Parés des reflets pourpre et ambre de Solaar faiblissant, les trois autres Inns écrasaient de leur splendeur, maintenue à grands renforts d'échafaudages, les cahutes délabrées foisonnant à leurs pieds, telle une armée de fourmis tentant de prendre d'assaut des cactus géants. Ces pauvres habitations étaient censées protéger les Célestes du froid intense qui investissait la nuit, auquel succombaient les plus faibles, et de la chaleur accablante qui régnait le jour.

Piris frissonna involontairement.

Dans cette pièce, au milieu de laquelle se trouvait une grande table en étain, ouvragée de représentations des gestes de héros solaires, se tenaient les conseils des Sept Révérés que Vox présidait. D'ailleurs, Vox ne quittait que rarement son poste, méditant et priant le Père Soleil tout au long de la journée.

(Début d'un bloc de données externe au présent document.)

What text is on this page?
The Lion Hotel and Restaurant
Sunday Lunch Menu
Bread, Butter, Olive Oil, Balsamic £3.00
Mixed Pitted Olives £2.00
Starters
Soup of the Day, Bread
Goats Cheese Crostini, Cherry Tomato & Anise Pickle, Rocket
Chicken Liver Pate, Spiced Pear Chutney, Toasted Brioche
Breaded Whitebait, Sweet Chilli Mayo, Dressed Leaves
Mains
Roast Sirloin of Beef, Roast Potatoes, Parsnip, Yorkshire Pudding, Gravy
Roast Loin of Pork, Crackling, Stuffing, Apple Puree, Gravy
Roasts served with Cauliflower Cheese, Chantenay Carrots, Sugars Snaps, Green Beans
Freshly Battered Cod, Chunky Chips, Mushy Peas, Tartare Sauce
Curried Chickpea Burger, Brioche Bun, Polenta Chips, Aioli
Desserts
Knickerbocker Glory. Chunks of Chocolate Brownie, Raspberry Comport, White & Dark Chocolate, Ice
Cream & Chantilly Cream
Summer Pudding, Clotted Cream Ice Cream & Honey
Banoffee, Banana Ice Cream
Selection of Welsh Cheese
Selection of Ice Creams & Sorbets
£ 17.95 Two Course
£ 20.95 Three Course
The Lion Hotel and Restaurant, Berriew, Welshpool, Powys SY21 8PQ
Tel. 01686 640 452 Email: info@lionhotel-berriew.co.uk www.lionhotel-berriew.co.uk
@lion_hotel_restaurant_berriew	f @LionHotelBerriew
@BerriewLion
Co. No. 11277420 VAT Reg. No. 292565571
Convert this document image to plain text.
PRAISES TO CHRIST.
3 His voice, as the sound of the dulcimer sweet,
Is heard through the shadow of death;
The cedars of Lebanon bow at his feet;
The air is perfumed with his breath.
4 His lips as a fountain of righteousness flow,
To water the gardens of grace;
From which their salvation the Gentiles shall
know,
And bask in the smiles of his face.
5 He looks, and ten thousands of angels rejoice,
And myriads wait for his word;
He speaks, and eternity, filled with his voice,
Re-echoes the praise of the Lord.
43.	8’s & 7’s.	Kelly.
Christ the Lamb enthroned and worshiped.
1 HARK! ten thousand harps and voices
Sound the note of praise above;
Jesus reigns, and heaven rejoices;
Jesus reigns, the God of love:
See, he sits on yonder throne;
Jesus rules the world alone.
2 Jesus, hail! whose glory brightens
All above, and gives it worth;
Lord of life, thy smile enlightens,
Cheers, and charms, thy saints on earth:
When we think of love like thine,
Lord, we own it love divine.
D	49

Il se tenait là, ses maigres poings surchargés de bagues serties de quartz tremblants d'une fureur contenue, posés sur la table, flottant tout décati dans sa tenue d'apparat : une longue robe blanche émaillée de contrepoints violets qui contrastait avec le doré de ses mains et de son visage. Vox était très fier de sa couleur de peau, peut-être la seule chose qu'il tolérât dans son corps. Il prétendait que Solaar l'avait ainsi désigné comme étant parfaitement digne de parler en son nom. Certaines mauvaises langues susurraient cependant que le Grand Prôneur avait eu la chance d'avoir des ancêtres vivant dans le Sud d'Eldena.

Vox s'indigna, et son visage prit une expression terrifiante. Comme tous les Prôneurs, son crâne était rasé, et l'insigne de Solaar avait été tatoué sur sa peau, un cercle blanc d'où partaient trois bandes verticales, la ligne centrale descendant jusqu'au menton et les deux autres bandes atteignant les pommettes. Lorsque Vox se mettait en colère, les bandes se déformaient sous le froncement des rides. Il devenait Solaar en colère, dont le visage brûlait la rétine de ceux qui osaenit lui barrer le passage.

« Que me chantez-vous là, Vierge Sacrée ? Vous avez gracié Triga ? Je vais immédiatement faire annuler votre ordre. Cet hérétique sera puni. »

Ainsi en était-il des ordres que Piris émettait : soumis à l'approbation de Vox. La Vierge Sacrée souffrait intérieurement de cette tutelle, car finalement, l'autorité qu'elle exerçait ne se résumait qu'à des apparences. La seule latitude dont elle disposait véritablement concernait les affaires les plus banales, comme les inaugurations des œuvres des Bâtisseurs ou les incinérations.

Cette fois-ci, la Vierge Sacrée était cependant décidée à passer outre les envies du Grand Prôneur.

« Attendez, Vox, fit-elle en s'avançant vers l'homme. Vous vous préoccupez peut-être de spiritualité, mais moi, je m'occupe du Stallite. Et Lost Vegas doit cesser ses incessantes querelles. Notre problème majeur est celui de la croissance de la population. Une guerre entre nous ne nous arrangera pas. »

Piris le savait, elle venait de marquer un point. Vox désirait ardemment que la population de Lost Vegas augmente, car plus elle irait croissant, plus le nombre de soldats de Solaar serait grand.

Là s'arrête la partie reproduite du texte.